Stefan Kiszko died of a massive heart attack two days before Christmas 1993, exactly 18 years to the day after he made the confession that led to his wrongful conviction for murder. He was 41 years old. Lesley Molseed's sister was one of those who attended his funeral two weeks later. She paid tribute, after hating Kiszko from the time of this conviction right up to his release. His mother Charlotte died four months later, on May 3, 1994, at the age of 70.

After he was released, Kiszko was told he would receive 500,000 in compensation for the years he spent in prison. He received an interim payment but neither he or his mother got the full amount they were awarded as both died before they were due to receive it.

A TV film adaptation of the tragic story of Stefan Kiszko was made in 1998, A Life for a Life, directed by Stephen Whittaker and featuring Tony Maudsley as Stefan and Olympia Dukakis as his mother Charlotte.

Further developments

On Sunday 5 November 2006, it was announced that a 53 year old man had been arrested in connection with the murder. DNA evidence was alleged to have shown a "direct hit" with a sample found at the scene of the murder.

Ronald Castree of Shaw and Crompton, Greater Manchester, was charged with the murder of Lesley Molseed and made his first court appearance on 7 November 2006 where he was remanded in custody. At a court hearing on 19 April 2007, Castree pleaded not guilty. On the 23rd of April 2007 he was refused bail..

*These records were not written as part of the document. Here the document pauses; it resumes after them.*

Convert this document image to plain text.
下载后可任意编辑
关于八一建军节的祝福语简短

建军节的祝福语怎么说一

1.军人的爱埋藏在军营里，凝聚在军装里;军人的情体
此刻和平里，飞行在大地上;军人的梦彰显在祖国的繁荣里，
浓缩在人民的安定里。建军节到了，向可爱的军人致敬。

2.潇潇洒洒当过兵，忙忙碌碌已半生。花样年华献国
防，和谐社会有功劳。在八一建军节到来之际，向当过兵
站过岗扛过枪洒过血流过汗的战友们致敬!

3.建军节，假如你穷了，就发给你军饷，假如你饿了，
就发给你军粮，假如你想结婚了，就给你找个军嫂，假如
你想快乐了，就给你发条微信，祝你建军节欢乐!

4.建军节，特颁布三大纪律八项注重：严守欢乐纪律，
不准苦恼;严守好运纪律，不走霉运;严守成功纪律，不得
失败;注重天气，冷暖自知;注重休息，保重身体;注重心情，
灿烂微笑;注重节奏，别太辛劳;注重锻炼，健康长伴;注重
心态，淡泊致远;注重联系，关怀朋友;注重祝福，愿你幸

Castree's trial began at Bradford Crown Court on 22nd October 2007, and on the 12th November 2007, Castree was found guilty. He was sentenced to life imprisonment with a minimum term of 30 years. Ronald Castree was found guilty of Molseed's murder by a 10-2 majority. Coincidentally, this was the margin that Stefan Kiszko was found guilty of in 1976.

In 1994 the surviving senior officer in charge of the original investigation Detective Chief Inspector Dick Holland and the forensic scientist who worked on the case Ronald Outteridge (retired), were formally charged with "doing acts tending to pervert the course of justice" by allegedly suppressing evidence against Kiszko, namely the results of scientific tests on semen taken from the victim's body and from the accused.

On May Day, 1995 the case was challenged by defence barristers, arguing that the case was an abuse of process and that charges should be stayed as the passage of time had, ironically, made a fair trial impossible. The presiding magistrate agreed and as the case has never appeared before a jury, the law regards the accused as innocent.

DCI Holland, who came to public prominence as a senior officer on the flawed investigation into the murders committed by the Yorkshire Ripper, retired in 2000 and died in February 2007 at the age of 74.

Outteridge gave evidence at the trial of Castree. Mr Justice Potts, who was one of the judges at Kiszko's appeal in 1992, sentenced Jeffrey Archer to four years imprisonment in 2001 for Perjury at his 1987 Libel case with the Daily Star.